Program Keluarga Berencana (KB) merupakan salah satu cara kesehatan masyarakat yang diperkenalkan untuk mengendalikan pertumbuhan penduduk, meningkatkan kualitas hidup keluarga, serta menurunkan angka kematian ibu dan anak. Pada tahun 1970-an, KB telah memberikan dampak yang besar terhadap pembangunan kesehatan dan kesejahteraan masyarakat. Tetapi, ada beberapa kebijakan publik lainnya, program KB mempunyai sisi positif namun menuai kritik dan kontroversi yang menimbulkan pro dan kontra di lingkungan masyarakat maupun akademisi.
Dari sudut pandang kesehatan masyarakat, KB mempunyai sejumlah manfaat yang penting. Pertama KB membantu menurunkan angka kelahiran, sehingga keluarga dapat merencanakan jumlah anak sesuai kemampuan ekonomi, sosial, dan psikologis. Hal ini berdampak pada peningkatan kualitas hidup, pendidikan anak, dan pengurangan angka kemiskinan (BKKBN, 2021).
Kedua, KB berperan dalam menurunkan akibat kesehatan bagi ibu. Kehamilan yang terlalu sering, terlalu muda, terlalu tua dapat meningkatkan akibat kondisi yang tidak diinginkan dari kehamilan bahkan kematian ibu. Dengan penggunaan kontrasepsi, resiko tersebut dapat terkurangi. WHO (2018) mencatat bahwa akses terhadap kontrasepsi modern dapat mencegah sekitar 30% kematian ibu di negara berkembang. Ketiga, KB juga berakibat positif pada kesehatan anak. Jarak kelahiran yang panjang dapat memberikan kesempatan bagi ibu untuk memulihkan kondisi tubuhnya serta memberikan perhatian yang maksimal pada pertumbuhan anak. Hal ini berpengaruh terhadap menurunnya angka stunting dan gizi buruk (Kemenkes RI 2020).

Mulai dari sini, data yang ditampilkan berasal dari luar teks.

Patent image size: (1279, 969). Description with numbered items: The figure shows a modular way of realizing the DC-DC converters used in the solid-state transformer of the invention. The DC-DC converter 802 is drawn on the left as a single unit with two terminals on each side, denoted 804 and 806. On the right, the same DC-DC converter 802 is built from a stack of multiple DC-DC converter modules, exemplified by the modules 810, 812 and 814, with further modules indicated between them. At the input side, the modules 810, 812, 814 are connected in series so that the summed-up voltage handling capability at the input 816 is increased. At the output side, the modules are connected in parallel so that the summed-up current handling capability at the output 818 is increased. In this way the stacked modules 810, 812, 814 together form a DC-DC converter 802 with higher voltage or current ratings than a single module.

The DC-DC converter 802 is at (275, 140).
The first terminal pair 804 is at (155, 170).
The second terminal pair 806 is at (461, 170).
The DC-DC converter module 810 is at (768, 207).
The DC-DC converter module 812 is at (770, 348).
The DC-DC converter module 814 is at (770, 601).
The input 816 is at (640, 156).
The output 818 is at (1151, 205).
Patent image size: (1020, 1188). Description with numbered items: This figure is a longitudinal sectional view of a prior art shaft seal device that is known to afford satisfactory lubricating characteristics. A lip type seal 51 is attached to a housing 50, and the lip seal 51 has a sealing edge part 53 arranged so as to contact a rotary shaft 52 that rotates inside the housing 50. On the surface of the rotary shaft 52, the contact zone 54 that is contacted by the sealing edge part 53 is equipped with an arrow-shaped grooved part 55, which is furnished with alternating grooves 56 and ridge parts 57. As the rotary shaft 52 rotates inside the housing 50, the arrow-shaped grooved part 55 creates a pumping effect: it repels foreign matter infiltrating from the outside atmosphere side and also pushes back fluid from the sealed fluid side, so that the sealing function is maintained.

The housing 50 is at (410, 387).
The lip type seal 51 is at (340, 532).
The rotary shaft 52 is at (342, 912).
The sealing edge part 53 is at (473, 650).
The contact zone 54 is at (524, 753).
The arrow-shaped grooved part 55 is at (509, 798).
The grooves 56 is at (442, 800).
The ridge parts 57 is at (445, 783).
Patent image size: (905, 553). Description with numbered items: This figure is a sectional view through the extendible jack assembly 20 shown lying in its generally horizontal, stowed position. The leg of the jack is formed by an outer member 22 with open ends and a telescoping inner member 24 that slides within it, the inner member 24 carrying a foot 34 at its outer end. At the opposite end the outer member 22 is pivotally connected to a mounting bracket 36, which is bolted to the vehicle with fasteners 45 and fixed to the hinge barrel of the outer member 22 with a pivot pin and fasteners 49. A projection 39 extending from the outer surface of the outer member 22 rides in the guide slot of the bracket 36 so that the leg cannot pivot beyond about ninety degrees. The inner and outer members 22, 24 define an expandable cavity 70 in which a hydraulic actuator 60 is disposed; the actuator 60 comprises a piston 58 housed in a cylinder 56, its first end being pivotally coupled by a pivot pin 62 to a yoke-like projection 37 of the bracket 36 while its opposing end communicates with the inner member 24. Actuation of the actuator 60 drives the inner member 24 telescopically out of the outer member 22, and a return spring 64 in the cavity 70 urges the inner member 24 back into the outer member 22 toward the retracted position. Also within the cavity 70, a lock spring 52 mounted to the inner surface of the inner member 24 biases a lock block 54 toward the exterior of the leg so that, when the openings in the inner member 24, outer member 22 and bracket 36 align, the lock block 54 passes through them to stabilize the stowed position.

Program KB itu banyak membawa manfaat, namun juga menimbulkan banyak perdebatan. Pertama, terdapat isu etis dan religius terhadap penggunaan alat kontrasepsi. Beberapa masyarakat menilai KB bertentangan dengan ajaran agama tertentu, khususnya kontrasepsi permanen seperti sterilisasi.
Kedua, penggunaan kontrasepsi tertentu dapat menimbulkan akibat bagi kesehatan. Misalnya, kontrasepsi hormonal seperti pil KB atau suntik mengakibatkan perubahan siklus menstruasi, kenaikan berat badan, hingga akibat gangguan hormonal. Hal ini menjadi alasan sebagian perempuan tidak suka menggunakan kontrasepsi (Trussell, 2011). Ketiga, ada kekhawatiran bahwa program KB lebih menekankan pengendalian populasi daripada pemberdayaan keluarga. Kritik ini timbul ketika target capaian program lebih menekankan kuantitas peserta daripada kualitas pelayanan.
Perdebatan mengenai pro-kontra KB memperlihatkan bahwa setiap kebijakan kesehatan masyarakat harus mempertimbangkan beberapa aspek antara lain, aspek medis, sosial, budaya, dan etika. Namun program KB masih menjadi salah satu cara penting untuk pembangunan berkelanjutan, terutama dalam upaya menekan laju pertumbuhan penduduk dan meningkatkan kualitas hidup keluarga, dan pelaksanaan program KB sebaiknya dilakukan dengan pendekatan yang lebih humanis, menghormati hak reproduksi individu, serta memperhatkan kearifan lokal dan nilai-nilai keagamaan. Edukasi yang tepat, pelayanan yang berkualitas, serta akses yang merata menjadi kunci keberhasilan KB di masa yang akan datang.
Program KB mempunyai manfaat besar bagi kesehatan masyarakat, terutama dalam menurunkan angka kematian ibu dan anak, meningkatkan mutu keluarga, serta mendukung pembangunan nasional. Namun, kontroversi yang muncul tetap harus dipertimbangkan, baik dari sisi etis, religius, maupun kesehatan individu. Program KB harus terus dievaluasi. Dengan pendekatan yang baik, KB akan tetap sesuai sebagai cara penting kesehatan masyarakat di Indonesia maupun dunia.
KATA KUNCI: Kontrasepsi, Reproduksi, Stunting
DAFTAR PUSTAKA
Badan Kependudukan dan Keluarga Berencana Nasional (BKKBN). (2021). Laporan Tahunan Program Keluarga Berencana Nasional. Jakarta: BKKBN.
Kementerian Kesehatan Republik Indonesia. (2020). Profil Kesehatan Indonesia 2020. Jakarta: Kemenkes RI.